1st Edition

Biography, Identity and the Modern Interior

Edited By Anne Massey, Penny Sparke Copyright 2013
    240 Pages
    by Routledge

    234 Pages
    by Routledge

    Through a series of case studies from the mid-eighteenth century to the start of the twenty-first, this collection of essays considers the historical insights that ethno/auto/biographical investigations into the lives of individuals, groups and interiors can offer design and architectural historians. Established scholars and emerging researchers shed light on the methodological issues that arise from the use of these sources to explore the history of the interior as a site in which everyday life is experienced and performed, and the ways in which contemporary architects and interior designers draw on personal and collective histories in their practice. Historians and theorists working within a range of disciplinary contexts and historiographical traditions are turning to biography as means of exploring and accounting for social, cultural and material change - and this volume reflects that turn, representing the fields of architectural and design history, social history, literary history, creative writing and design practice. Topics include masters and servants in eighteenth-century English kitchens; the lost interiors of Oscar Wilde's 'House Beautiful'; Elsa Schiaparelli's Surrealist spaces; Jean Genet, outlaws, and the interiors of marginality; and architect Lina Bo Bardi's 'Glass House', São Paulo, Brazil.

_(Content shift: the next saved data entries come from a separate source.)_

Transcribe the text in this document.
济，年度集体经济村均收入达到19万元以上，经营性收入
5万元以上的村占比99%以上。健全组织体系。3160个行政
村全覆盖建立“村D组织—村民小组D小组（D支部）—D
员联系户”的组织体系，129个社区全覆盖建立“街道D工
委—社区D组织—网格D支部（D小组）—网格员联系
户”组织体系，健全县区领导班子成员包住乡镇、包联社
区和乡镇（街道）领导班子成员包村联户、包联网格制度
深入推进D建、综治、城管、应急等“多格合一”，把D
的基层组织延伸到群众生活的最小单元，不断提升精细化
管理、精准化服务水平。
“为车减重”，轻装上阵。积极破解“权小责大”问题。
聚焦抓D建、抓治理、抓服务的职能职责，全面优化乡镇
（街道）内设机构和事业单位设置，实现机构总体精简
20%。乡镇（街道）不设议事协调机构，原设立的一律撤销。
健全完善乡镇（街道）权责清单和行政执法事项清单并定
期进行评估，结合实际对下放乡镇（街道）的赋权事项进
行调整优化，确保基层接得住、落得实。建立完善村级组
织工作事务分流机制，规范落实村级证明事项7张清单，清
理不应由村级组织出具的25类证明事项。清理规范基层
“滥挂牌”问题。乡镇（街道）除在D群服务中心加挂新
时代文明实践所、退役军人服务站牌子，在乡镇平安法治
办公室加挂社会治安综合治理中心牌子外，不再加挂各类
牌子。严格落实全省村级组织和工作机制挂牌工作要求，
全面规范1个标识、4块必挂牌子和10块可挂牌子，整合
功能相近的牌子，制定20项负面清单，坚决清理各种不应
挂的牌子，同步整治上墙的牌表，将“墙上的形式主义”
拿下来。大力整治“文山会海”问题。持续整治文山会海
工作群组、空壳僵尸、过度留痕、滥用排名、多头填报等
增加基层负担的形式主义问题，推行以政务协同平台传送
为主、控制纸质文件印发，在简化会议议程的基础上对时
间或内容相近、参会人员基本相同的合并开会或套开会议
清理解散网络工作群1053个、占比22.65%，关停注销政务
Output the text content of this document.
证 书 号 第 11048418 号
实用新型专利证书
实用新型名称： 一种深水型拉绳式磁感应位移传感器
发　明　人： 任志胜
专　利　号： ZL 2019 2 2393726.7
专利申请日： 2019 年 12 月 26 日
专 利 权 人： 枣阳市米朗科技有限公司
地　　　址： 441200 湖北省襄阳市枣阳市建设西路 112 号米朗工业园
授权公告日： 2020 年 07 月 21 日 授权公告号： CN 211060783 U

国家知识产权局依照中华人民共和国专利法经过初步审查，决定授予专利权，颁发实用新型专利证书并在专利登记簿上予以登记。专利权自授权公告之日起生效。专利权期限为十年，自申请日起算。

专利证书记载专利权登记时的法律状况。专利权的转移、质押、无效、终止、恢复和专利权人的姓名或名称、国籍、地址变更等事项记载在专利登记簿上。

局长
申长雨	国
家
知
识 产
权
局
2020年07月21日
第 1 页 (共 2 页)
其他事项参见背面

    Contents: Introduction, Penny Sparke and Anne Massey ; No body’s place: on 18th-century kitchens, Carolyn Steedman; The many lives of Red House, Barbara Penner and Charles Rice; At home, 16 Tite Street, Richard W. Hayes; Writing home: the colonial memories of Lady Barker, 1870-1904, Emma Ferry; Body, room, photograph: negotiating identity in the self-portraits of Lady Ottoline Morrell, Inga Fraser; Inside out: Elsa Schiaparelli, interiors, and autobiography, Tom Tredway; Illusion and delusion: validating the artificial interior, Gene Bawden; Jean Genet, or the interiors of marginality in 1930s Europe, Cristóbal Amunátegui; Mario Praz: autobiography and the object(s) of memory, Shax Riegler; Art, architecture and life: the interior of Casa de Vidro, the house of Lina Bo Bardi and Pietro Maria Bardi, Aline Coelho Sanches Corato; Negotiating interiority: displacement and belonging in the ’autoportraits’ of Lydia Maria Julien, Harriet Riches; The private self: interior and the presenting of memory, Vesna Goldsworthy; Bibliography; Index.

    Biography

    Anne Massey is a Professor of Design at Middlesex University, London, UK, and is a design writer and researcher.

    Penny Sparke is a Pro Vice-Chancellor (Research and Enterprise), a Professor of Design History and the Director of the Modern Interiors Research Centre at Kingston University, London, UK.